We estimated the Cys and Met concentration in the grains of diverse cvs. of wheat in order to understand its effect on different metabolic pathways linked with various macro- and micronutrients. The cysteine content was observed to be the highest (3.56% mole) in wheat cv. Halna (thermotolerant) followed by HD2985 (3.40% mole), whereas it was observed to be the lowest (1.25% mole) in NIAW34 (thermosusceptible) ( Figure 4B ). Similarly, the methionine content was observed to be the highest (2.20% mole) in wheat cv. HD2985 (thermotolerant) and to be the lowest (0.33% mole) in cv. HD1914 (thermosusceptible). We observed significant (p ≤ 0.05) variations in the Cys and Met content in the grains among the diverse genotypes. Most of the genotypes that have been reported to be thermotolerant, such as HD2985, Halna, and HD2932, showed very high Cys and Met contents, whereas thermosensitive cvs., such as BT-Schomburgk, HD1914, and PBW343, showed low Cys and Met contents in the amino acid pool of the grains. The abundance of Cys and Met may be the reason behind the high stability of the proteins and tolerance level of the plant under heat stress, since it behaves as a strong antioxidant, enhancing the stability of the enzymes involved in various pathways responsible for the synthesis of many macro- and micromolecules. Liu et al. (2020) reported that higher concentrations of glutathione maintain the redox balance and enhance the accumulation of protein and S-containing amino acids in the grains of maize, which in turn improves the grain quality.
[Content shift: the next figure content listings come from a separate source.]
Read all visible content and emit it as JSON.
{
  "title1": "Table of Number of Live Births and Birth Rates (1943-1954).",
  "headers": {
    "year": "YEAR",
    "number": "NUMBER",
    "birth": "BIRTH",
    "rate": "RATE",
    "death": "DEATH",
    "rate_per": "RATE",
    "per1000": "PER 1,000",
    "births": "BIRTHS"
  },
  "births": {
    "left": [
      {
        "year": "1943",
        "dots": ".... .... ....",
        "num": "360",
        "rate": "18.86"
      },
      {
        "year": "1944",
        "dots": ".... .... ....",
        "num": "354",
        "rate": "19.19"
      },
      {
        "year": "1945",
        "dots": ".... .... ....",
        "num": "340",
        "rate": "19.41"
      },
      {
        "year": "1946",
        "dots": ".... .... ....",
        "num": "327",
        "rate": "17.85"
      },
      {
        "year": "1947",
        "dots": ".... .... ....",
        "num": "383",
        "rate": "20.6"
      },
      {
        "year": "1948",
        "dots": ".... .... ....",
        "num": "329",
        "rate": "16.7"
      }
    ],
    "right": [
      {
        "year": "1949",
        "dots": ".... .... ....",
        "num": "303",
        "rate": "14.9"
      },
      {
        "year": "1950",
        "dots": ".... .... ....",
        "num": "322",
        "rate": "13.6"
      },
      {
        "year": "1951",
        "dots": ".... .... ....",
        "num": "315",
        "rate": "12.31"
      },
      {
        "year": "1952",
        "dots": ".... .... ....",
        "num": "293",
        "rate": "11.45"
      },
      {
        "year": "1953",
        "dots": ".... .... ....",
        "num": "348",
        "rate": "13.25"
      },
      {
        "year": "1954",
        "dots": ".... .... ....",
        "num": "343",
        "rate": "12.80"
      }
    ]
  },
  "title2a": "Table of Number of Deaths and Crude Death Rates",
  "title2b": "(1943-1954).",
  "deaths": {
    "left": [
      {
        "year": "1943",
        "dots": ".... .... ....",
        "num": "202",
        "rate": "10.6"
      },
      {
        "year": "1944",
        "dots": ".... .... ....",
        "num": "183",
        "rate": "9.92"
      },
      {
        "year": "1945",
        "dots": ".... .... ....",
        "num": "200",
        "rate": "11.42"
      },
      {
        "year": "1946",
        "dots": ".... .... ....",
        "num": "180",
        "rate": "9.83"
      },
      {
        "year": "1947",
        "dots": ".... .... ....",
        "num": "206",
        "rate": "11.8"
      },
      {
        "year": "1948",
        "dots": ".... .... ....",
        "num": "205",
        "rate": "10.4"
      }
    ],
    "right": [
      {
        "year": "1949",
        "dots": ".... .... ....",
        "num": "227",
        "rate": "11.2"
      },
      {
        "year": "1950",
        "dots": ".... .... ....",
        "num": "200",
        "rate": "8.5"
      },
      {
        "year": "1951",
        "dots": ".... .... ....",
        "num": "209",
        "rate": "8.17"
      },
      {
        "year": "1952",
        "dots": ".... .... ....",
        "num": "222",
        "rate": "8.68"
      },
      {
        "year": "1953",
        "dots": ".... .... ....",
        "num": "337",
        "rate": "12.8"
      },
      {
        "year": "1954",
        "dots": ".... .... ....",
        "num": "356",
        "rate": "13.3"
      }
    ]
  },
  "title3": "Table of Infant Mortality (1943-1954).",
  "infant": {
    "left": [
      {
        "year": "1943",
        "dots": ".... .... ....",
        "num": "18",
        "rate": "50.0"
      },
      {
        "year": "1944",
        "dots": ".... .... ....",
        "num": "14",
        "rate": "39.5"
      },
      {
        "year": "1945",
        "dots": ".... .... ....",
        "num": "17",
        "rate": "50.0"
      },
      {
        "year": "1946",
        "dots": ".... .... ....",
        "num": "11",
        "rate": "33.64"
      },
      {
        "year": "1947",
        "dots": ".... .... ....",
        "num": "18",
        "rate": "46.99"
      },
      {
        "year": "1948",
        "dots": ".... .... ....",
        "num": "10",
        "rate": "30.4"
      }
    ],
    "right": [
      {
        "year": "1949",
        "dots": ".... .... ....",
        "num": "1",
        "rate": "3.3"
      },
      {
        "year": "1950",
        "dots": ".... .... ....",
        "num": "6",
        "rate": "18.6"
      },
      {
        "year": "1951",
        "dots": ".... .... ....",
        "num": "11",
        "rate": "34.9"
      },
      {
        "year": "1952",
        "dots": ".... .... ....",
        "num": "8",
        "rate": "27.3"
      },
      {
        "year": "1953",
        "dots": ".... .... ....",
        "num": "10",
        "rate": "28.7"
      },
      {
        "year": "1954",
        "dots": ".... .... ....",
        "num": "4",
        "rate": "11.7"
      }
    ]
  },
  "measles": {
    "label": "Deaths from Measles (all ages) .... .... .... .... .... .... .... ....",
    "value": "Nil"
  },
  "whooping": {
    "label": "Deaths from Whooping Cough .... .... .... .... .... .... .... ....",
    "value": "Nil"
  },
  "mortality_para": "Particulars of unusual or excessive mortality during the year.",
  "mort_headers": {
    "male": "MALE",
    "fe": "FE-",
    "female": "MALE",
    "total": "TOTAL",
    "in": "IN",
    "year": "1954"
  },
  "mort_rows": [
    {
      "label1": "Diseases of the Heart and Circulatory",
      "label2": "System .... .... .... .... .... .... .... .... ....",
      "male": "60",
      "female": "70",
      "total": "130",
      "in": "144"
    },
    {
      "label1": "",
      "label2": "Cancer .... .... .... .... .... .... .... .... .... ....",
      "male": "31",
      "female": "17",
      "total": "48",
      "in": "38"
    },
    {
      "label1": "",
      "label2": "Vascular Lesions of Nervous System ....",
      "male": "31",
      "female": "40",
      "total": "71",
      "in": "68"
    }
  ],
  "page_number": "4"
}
Yellow pigment is essentially carotenoids such as lutein and α/βxA7B5;-carotene, and these are considered potential natural antioxidants with many medical benefits. It also provides the shining color of the grains and is one of the traits used to decide the export value of wheat grains. This is one of the deciding factors in the popularization of wheat grains and consumer preference. Many processed products require wheat grains to have a very high content of yellow pigment. We also analyzed the yellow pigment in the grains of diverse genotypes of wheat to decide their quality. The yellow pigment content was observed to be the highest in the grains of wheat cv. NIAW34 (6.08 µg/g dry matter), followed by BT-Schomburgk (5.71 µg/g dry matter), whereas the content was observed to be the lowest in wheat cv. UP-2506 (1.01 µg/g dry matter) ( Figure 5a ). We observed significant variations (p ≤ 0.05) in the total yellow pigment content in the diverse genotypes selected for the present study. Butler and Ghugre (2020) reported that β-carotene acts as a potential iron enhancer and limits the phytate-chelating mechanism. It causes an increase in the availability of ionizable iron, which is considered an indicator of the bioavailability index. Wheat genotypes with a high yellow pigment are recommended to be used in the pasta industry, and it is one of the desirable traits.